When I cat a file in bash I get the following:
$ cat /tmp/file
microsoft
When I view the same file in vim I get the following:
^@m^@i^@c^@r^@o^@s^@o^@f^@t^@
How can I identify and remove these "non-printable" characters. What does '^@' mean in vim??
(Just a piece of background information: the file was created by base 64 decoding and cutting from the pssh header of an mpd file for Microsoft Playready)
What you see is Vim's visual representation of unprintable characters. It is explained at :help 'isprint'
:
Non-printable characters are displayed with two characters: 0 - 31 "^@" - "^_" 32 - 126 always single characters 127 "^?" 128 - 159 "~@" - "~_" 160 - 254 "| " - "|~" 255 "~?"
Therefore, ^@
stands for a null byte = 0x00. These (and other non-printable characters) can come from various sources, but in your case it's an ...
If you clearly observe your output in Vim, every second byte is a null byte; in between are the expected characters. This is a clear indication that the file uses a multibyte encoding (utf-16
, big endian, no byte order mark to be precise), and Vim did not properly detect that, and instead opened the file as latin1
or so (whereas things worked out properly in the terminal).
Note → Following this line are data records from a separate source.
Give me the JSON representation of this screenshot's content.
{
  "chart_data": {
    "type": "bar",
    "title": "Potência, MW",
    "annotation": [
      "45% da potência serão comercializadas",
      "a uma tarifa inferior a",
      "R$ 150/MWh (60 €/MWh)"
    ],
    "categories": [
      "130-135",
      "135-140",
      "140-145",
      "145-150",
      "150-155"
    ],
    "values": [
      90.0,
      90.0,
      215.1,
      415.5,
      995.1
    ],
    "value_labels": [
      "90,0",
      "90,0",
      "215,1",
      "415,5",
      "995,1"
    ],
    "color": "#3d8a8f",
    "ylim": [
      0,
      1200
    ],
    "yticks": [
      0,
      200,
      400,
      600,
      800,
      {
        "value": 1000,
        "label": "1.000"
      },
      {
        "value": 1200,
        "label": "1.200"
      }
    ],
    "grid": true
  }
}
To fix this, you can either explicitly specify the encoding:
:edit ++enc=utf-16 /tmp/file
Or tweak the 'fileencodings'
option, so that Vim can automatically detect this. However, be aware that ambiguities (as in your case) make this prone to fail:
For an empty file or a file with only ASCII characters most encodings will work and the first entry of 'fileencodings' will be used (except "ucs-bom", which requires the BOM to be present).
That's why a byte order mark (BOM) is recommended for 16-bit encodings; but that assumes that you have control over the output encoding.